The vast majority of pupils learn to read accurately by the end of Year 2. However, the small number of pupils who need that extra help do not always get the precise support they need. For example, books are too hard and so pupils struggle to read them.
This is because teachers do not ensure that books are well matched to pupils' phonic knowledge. Therefore, pupils who struggle to read take too long to catch up.
Leaders carefully check the achievement of pupils with special educational needs and/or disabilities (SEND).
The leader for SEND has the knowledge and expertise to support the few pupils who need additional help. The curriculum is suitably modified to help these pupils to achieve well.
Pupils have access to a wide range of enrichment experiences beyond the academic.
These include art, music and sport. Pupils relish opportunities such as archery, fencing and attending musical events. Residential trips, for example to Osmington Bay, are a highlight.
The arrangements for safeguarding are effective.
Leaders complete all the required checks on staff employed to work in the school. Safeguarding training is effective.
Staff know what to do if they have any concerns or worries to ensure that pupils are kept safe. The headteacher has created a culture that ensures that staff are not complacent. The work of the staff to help pupils with their emotional well-being is a strength.
Pupils feel safe and have a secure understanding of how to keep safe. Parents who spoke with inspectors were confident that their children are safe and free from bullying.
What does the school need to do to improve?
(Information for the school and appropriate authority)
Leaders and governors have an accurate view of the strengths and weaknesses of the school.
However, the school improvement plan is underdeveloped. It does not show well enough how actions taken are going to further improve the achievement of pupils. Leaders need to be more precise in their strategic planning.

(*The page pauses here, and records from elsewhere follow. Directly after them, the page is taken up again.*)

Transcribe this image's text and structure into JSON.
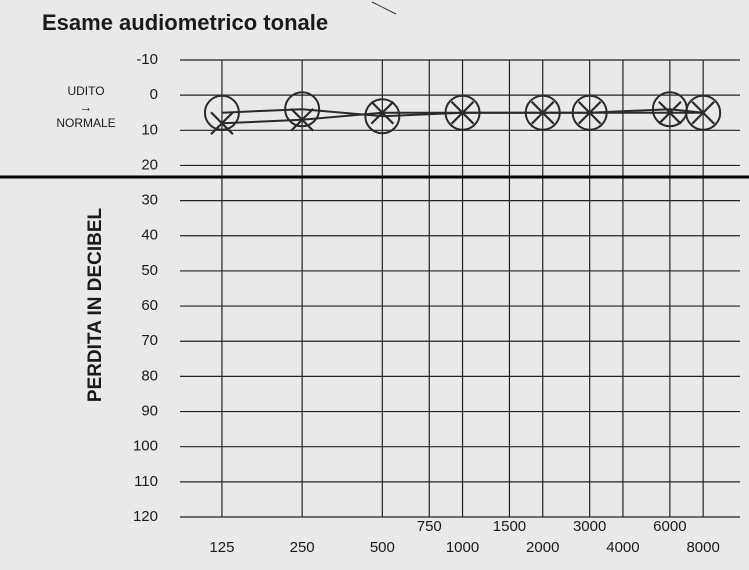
{
  "chart_data": {
    "type": "line",
    "title": "Esame audiometrico tonale",
    "y_label": "PERDITA IN DECIBEL",
    "annotation": [
      "UDITO",
      "→",
      "NORMALE"
    ],
    "x": [
      125,
      250,
      500,
      1000,
      2000,
      3000,
      6000,
      8000
    ],
    "series": [
      {
        "marker": "circle",
        "color": "#2a2a2a",
        "values": [
          5,
          4,
          6,
          5,
          5,
          5,
          4,
          5
        ]
      },
      {
        "marker": "cross",
        "color": "#2a2a2a",
        "values": [
          8,
          7,
          5,
          5,
          5,
          5,
          5,
          5
        ]
      }
    ],
    "xlog": true,
    "xlim": [
      87,
      11000
    ],
    "xticks": [
      125,
      250,
      500,
      750,
      1000,
      1500,
      2000,
      3000,
      4000,
      6000,
      8000
    ],
    "ylim": [
      -10,
      120
    ],
    "yinverted": true,
    "yticks": [
      -10,
      0,
      10,
      20,
      30,
      40,
      50,
      60,
      70,
      80,
      90,
      100,
      110,
      120
    ],
    "grid": true
  }
}
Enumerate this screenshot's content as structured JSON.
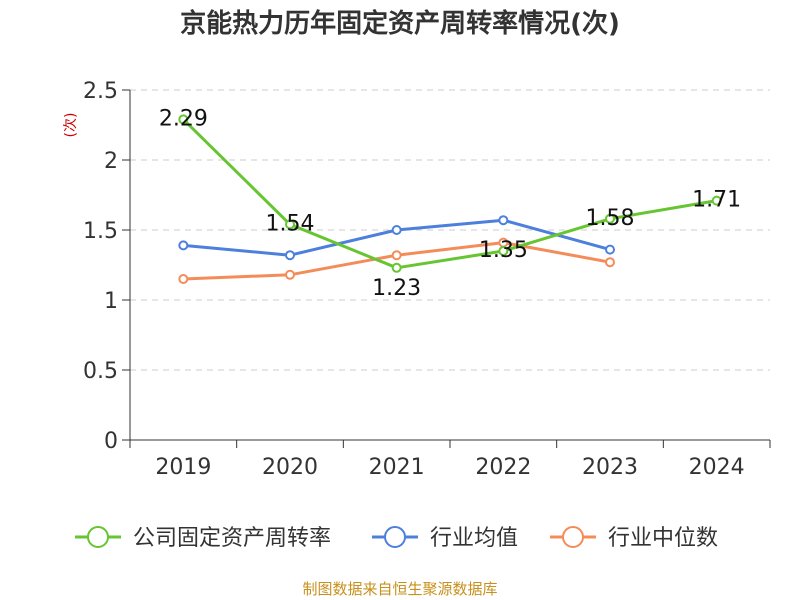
{
  "chart_data": {
    "type": "line",
    "title": "京能热力历年固定资产周转率情况(次)",
    "ylabel": "(次)",
    "xlabel": "",
    "categories": [
      "2019",
      "2020",
      "2021",
      "2022",
      "2023",
      "2024"
    ],
    "ylim": [
      0,
      2.5
    ],
    "yticks": [
      0,
      0.5,
      1,
      1.5,
      2,
      2.5
    ],
    "ytick_labels": [
      "0",
      "0.5",
      "1",
      "1.5",
      "2",
      "2.5"
    ],
    "grid": true,
    "legend_position": "bottom",
    "series": [
      {
        "name": "公司固定资产周转率",
        "color": "#66c531",
        "values": [
          2.29,
          1.54,
          1.23,
          1.35,
          1.58,
          1.71
        ],
        "labels": [
          "2.29",
          "1.54",
          "1.23",
          "1.35",
          "1.58",
          "1.71"
        ]
      },
      {
        "name": "行业均值",
        "color": "#4d80dc",
        "values": [
          1.39,
          1.32,
          1.5,
          1.57,
          1.36,
          null
        ]
      },
      {
        "name": "行业中位数",
        "color": "#f48c5a",
        "values": [
          1.15,
          1.18,
          1.32,
          1.41,
          1.27,
          null
        ]
      }
    ],
    "source": "制图数据来自恒生聚源数据库"
  }
}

. The mathematics curriculum is well sequenced and coherent. However, there remain a number of pupils who have gaps in their mathematical knowledge that stop them from accessing more complex mathematics.
In some cases, assessment does not check carefully enough the component knowledge that pupils will need in order to learn new mathematical concepts. Leaders should continue to improve assessment so that it supports learning in this subject effectively. .
Reading remains a school priority. This is because leaders and staff are determined that more pupils can read with increased accuracy and fluency by the time they leave the school. Leaders need to ensure that weaker readers have a secure phonic knowledge and breadth of vocabulary by providing reading books that consistently match pupils' needs.